Oh - whoever bigged up Marzano tomatoes, ta - I'm giving them a go this year.

Clearly cribbed from scrapbookeed cuttings of 'Nature Notebook' etc,

fook right off with that nonsense.

Written in quiet contemplation on the commute. A form of meditation and resistance of the urban transformation I was undergoing as I got closer to work.

 

San Marzano are particularly delicious if grown in the volcanic soil and hot sun of southern Italy.  In English gardens not under glass they can be as rubbish as all the others. But you may get lucky.

To peel a tomato is an enormous faff unless you have the skillz that make it simple.  Take a bowl of boiling water and a bowl of iced water.  Score the bottom end (not where the greenery attaches) with a sharp knife twice so you get a small + shape through the skin but do not puncture the flesh. Drop it in for 30 seconds in the boiling water then pluck it out  Marvel as it then splits and the skin then rises away from the flesh.
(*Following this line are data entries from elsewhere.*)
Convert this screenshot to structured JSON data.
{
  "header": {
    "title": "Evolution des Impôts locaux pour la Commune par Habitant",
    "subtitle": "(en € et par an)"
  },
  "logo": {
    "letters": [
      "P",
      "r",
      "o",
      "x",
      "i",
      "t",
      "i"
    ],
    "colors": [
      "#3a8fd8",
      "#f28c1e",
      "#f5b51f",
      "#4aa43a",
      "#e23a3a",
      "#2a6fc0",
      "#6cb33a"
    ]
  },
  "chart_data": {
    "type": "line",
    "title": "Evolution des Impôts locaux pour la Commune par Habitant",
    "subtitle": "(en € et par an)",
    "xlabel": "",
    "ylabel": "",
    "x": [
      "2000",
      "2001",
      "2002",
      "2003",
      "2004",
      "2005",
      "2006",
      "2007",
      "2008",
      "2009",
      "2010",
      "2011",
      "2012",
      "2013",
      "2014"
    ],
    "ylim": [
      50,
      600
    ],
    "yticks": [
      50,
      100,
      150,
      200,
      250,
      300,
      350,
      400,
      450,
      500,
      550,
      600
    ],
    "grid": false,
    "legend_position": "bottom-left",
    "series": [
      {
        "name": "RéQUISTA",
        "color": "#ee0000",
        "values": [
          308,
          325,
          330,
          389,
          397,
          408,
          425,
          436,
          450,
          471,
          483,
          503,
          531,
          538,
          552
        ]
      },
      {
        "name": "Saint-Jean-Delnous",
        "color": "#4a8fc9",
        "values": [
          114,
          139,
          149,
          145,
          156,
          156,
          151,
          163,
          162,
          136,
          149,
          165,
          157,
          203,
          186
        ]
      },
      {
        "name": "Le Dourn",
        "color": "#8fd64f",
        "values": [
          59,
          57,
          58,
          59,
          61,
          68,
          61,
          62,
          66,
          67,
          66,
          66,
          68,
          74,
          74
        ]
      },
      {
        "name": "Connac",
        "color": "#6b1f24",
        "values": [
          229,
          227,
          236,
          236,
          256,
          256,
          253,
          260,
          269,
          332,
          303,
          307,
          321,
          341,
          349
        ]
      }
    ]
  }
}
Then drop it into iced water to stop it cooking. You can then just take the skin away no probs.

Mutts - Nature Notebooks was a compliment and I realised it was all your own work really.

These will be appropriately-soiled (heh) and half under glass, half not just for compare and contrast purposes.
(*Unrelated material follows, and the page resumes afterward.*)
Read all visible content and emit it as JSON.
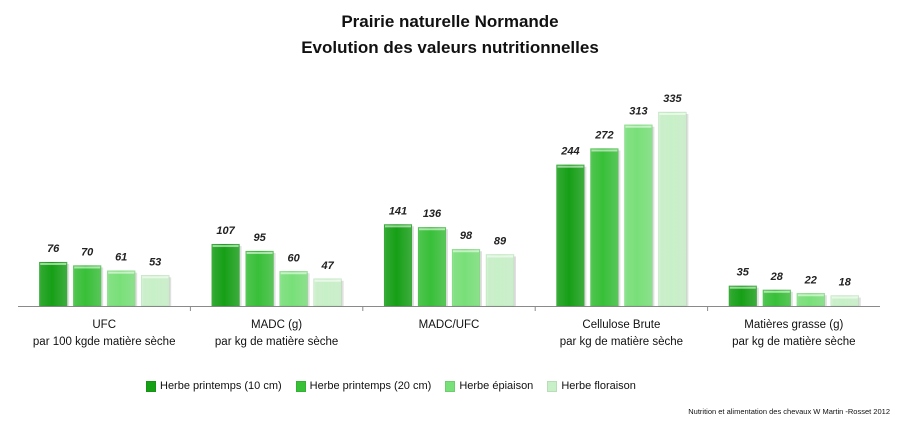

strutts - hope you don't lose your cherry this year.

I am not familiar with Nature Notebook

So do you have your own volcano? That is exceptionally attentive to detail.  Bravo.

I think you will find the glass ones have greater depth of colour and softness of texture, sweetness, but and the skins will be thinner. But that makes them split easier if you are an irregular waterer and also you will find that they get more whitefly probs.   They don't like it steamy either, so mildew really gets to the plantstock indoors. Outdoors, if you get a summer like last year, game on. If not, acidic yellowy yuk.
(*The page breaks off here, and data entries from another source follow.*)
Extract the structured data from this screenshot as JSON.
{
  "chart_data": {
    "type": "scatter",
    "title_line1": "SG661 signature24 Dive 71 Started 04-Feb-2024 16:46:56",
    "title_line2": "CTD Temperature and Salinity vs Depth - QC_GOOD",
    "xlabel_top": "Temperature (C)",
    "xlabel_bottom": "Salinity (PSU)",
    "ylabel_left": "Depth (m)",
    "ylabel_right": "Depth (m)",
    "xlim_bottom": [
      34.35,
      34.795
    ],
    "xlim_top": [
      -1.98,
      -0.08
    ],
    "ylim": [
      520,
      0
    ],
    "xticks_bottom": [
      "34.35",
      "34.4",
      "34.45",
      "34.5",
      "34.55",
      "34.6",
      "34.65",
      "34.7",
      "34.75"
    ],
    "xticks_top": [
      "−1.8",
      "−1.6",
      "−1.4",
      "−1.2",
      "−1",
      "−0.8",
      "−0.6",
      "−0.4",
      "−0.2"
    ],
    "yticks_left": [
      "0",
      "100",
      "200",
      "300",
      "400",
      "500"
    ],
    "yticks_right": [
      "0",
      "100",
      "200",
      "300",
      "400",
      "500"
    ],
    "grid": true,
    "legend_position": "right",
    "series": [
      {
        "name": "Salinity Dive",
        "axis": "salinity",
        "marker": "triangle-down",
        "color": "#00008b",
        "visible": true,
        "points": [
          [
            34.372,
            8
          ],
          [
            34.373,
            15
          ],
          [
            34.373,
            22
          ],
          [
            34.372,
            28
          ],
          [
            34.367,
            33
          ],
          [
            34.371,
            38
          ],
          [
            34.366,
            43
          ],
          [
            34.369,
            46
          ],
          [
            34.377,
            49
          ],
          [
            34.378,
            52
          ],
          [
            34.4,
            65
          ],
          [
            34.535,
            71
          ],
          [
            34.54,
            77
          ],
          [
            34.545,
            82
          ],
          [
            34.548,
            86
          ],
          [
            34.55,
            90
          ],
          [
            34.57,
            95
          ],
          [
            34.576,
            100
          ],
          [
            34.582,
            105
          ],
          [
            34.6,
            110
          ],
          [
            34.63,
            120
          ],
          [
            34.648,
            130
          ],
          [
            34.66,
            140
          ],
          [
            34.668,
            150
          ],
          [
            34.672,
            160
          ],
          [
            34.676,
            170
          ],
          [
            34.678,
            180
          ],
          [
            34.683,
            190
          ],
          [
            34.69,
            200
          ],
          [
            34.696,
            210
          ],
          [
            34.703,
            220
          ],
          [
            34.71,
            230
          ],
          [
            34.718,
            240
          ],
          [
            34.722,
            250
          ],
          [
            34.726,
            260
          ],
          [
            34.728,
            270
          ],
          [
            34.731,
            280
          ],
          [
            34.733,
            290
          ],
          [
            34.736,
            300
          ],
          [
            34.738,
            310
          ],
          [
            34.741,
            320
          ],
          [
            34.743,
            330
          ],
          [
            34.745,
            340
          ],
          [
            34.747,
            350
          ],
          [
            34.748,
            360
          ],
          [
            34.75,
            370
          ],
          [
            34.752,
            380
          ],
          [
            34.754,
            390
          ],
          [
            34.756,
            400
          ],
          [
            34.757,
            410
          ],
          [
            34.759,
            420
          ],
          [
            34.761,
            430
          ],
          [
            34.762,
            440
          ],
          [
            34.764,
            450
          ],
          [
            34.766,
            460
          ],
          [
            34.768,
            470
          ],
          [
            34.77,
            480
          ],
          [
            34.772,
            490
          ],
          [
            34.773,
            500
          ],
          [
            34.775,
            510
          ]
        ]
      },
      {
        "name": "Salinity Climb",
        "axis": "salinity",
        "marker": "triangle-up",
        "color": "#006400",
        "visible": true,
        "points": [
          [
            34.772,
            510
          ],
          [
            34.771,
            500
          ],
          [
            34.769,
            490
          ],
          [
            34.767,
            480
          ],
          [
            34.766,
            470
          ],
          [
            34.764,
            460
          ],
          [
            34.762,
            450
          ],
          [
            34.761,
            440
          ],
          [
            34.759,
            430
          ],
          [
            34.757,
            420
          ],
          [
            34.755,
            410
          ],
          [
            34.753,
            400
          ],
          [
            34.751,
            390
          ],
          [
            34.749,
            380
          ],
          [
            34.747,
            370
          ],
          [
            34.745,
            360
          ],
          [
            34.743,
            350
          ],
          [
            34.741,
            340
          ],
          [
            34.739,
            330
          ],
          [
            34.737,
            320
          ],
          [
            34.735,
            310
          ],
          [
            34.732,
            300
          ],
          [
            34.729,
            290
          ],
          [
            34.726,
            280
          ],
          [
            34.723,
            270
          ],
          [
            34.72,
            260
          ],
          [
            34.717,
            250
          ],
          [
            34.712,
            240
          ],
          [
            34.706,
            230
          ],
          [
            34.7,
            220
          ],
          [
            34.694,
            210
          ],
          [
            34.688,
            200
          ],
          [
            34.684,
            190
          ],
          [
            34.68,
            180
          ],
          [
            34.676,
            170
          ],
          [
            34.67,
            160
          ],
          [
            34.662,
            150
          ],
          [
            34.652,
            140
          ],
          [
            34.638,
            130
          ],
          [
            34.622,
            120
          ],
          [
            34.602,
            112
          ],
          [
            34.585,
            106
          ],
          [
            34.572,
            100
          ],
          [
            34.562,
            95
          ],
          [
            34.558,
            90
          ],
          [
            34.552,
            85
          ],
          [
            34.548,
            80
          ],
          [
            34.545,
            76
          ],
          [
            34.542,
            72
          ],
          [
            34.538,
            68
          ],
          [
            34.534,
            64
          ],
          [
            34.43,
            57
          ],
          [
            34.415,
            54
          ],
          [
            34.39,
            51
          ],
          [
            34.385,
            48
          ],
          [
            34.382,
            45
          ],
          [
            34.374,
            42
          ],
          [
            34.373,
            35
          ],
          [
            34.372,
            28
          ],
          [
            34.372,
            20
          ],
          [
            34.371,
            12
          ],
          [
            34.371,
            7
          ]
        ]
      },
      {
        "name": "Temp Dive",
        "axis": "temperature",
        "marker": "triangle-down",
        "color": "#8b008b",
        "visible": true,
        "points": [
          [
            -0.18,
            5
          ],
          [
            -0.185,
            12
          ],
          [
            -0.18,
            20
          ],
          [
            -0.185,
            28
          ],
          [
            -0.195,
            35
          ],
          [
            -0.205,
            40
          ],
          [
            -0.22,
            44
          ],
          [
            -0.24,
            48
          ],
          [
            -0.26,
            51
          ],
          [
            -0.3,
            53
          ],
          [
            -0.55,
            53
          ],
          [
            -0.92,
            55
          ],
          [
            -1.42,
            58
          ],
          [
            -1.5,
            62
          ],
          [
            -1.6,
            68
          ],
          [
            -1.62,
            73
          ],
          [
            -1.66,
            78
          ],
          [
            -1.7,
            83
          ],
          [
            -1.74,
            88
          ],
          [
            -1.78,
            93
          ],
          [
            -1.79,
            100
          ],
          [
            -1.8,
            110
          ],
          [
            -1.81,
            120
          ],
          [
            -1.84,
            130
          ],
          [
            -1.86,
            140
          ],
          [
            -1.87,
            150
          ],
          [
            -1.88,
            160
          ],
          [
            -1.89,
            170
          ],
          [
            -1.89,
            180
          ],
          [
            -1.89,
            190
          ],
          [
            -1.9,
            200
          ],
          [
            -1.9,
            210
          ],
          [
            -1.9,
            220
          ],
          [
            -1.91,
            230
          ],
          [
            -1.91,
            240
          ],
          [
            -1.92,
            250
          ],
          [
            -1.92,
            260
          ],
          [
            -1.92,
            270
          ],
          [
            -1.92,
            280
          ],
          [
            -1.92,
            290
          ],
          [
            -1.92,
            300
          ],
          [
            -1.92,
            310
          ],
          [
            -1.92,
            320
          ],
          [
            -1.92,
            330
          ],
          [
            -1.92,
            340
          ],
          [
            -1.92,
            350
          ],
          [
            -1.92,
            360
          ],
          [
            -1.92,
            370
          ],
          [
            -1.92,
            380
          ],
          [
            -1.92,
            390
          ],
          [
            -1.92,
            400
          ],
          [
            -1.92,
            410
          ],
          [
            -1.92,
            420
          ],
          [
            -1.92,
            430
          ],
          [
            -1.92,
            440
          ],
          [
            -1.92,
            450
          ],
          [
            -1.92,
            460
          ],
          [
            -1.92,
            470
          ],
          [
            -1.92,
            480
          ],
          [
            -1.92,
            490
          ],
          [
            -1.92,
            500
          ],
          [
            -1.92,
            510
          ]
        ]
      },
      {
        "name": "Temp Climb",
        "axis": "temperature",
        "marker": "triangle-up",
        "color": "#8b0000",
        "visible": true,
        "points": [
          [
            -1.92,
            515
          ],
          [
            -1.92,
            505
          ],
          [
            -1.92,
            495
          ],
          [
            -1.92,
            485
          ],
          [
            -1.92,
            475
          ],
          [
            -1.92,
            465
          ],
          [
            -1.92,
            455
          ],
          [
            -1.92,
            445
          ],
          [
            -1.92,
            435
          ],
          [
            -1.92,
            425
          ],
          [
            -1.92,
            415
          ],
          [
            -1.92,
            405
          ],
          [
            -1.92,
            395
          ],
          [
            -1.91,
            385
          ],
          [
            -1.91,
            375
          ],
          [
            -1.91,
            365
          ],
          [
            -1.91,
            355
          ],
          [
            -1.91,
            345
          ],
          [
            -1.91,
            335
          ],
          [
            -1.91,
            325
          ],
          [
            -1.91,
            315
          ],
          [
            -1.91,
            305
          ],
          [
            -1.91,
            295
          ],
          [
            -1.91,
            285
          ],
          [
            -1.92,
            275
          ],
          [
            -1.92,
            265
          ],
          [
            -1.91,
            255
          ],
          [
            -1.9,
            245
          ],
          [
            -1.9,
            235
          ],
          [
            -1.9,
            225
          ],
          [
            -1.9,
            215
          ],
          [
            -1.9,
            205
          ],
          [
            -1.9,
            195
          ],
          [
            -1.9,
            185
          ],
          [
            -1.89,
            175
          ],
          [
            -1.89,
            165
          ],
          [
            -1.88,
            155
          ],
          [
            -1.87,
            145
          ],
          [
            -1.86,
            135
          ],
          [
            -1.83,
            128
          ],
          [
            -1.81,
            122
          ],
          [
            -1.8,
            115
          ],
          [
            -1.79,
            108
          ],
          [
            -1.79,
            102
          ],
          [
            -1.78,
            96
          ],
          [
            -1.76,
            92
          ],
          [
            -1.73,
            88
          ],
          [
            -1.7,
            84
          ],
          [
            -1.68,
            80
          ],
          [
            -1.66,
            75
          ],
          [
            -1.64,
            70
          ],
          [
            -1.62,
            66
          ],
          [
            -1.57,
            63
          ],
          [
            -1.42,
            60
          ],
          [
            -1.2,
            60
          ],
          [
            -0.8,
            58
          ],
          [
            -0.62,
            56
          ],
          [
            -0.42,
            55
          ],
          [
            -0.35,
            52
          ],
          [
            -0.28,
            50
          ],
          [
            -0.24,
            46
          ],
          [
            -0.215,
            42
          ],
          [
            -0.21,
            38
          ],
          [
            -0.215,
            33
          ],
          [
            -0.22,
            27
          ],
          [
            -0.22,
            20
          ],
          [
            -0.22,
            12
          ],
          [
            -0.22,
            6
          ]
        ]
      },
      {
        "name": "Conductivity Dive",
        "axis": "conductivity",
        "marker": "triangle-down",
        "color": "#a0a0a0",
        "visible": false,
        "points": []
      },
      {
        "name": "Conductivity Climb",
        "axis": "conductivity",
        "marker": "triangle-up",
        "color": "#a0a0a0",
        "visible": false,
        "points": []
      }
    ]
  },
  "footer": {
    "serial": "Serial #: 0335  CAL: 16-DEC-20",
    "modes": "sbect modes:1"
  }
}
I have only outdoors this year. heritage beefsteak (which though unfashionable have an unbeatable aroma and texture for tomato salad and are not all wet and acidic plus they love growing outdoors), and San Ms too.  

fooking hell Mutto. 

 

Buy a nice bottle of wine on the way home, rinse your salty balls in some cheap prosecco and (concensually) plough Mrs Mutts into next week. 

 

Sack off this gardening bollocks 

That reminds me of the tarzan joke

One day Jane found Tarzan in the jungle. He was lean and muscular and she was very attracted to him. During the course of their conversation, she asked what he did for sex.

"Sex?" he asked. "What's that?"

She explained what sex was and he said, "Oh, Tarzan use a hole in the trunk of tree!"

Horrified, Jane said, "Oh, Tarzan you have it all wrong! I'll show you how to do it properly." She took off her dress, dropped to the ground and spread her legs wide.

"Here," she said, "You must put it in here."

Tarzan removed his loincloth, stepped closer, and gave her a powerful kick in the crotch with his foot. Jane rolled around in agony. Eventually she managed to gasp, "What the hell did you do that for?"

"Tarzan check for bees first!"

Yes, let's move on

 

Rat gone. bulldozed over the space and have laid new turf.

Solo bunny is well and happy in a new palace (a cool indestructible chicken coop) inside the perimeter fence that surrounds the pond, so he is on grass with a sea view and duck neighbours. Very content, but has not had the company of another for a month, so a trifle bored.

A real live forrin rabbit made the mistake of strolling out on our lawn yesterday. The cat came from one direction and while bunny was staring that down, and cat was sidling forwards as they do, doggums let loose the paws of war and galloped down the runway and snatched it and then did that thing the orcas do with seals. There was lots of tossing it up in the air, letting it go, then when it thought it had made it, charging by and snatching it up again. Then she ate it.

For a moment I was worried the loner boner had got out but he's fine. Now doggums has the taste of wabbit on her tongue and the fence looks like a sound decision.

It is for chickens. It has two brood boxes at the back and a slider to close it and make it fox proof at night. But the rab is fine with it. He is, as Wang says, pointless.  He is so relaxed about his new arrangements, though, that he lies on the ground floor splayed out enjoying the sun.  This is not a stressed rabbit.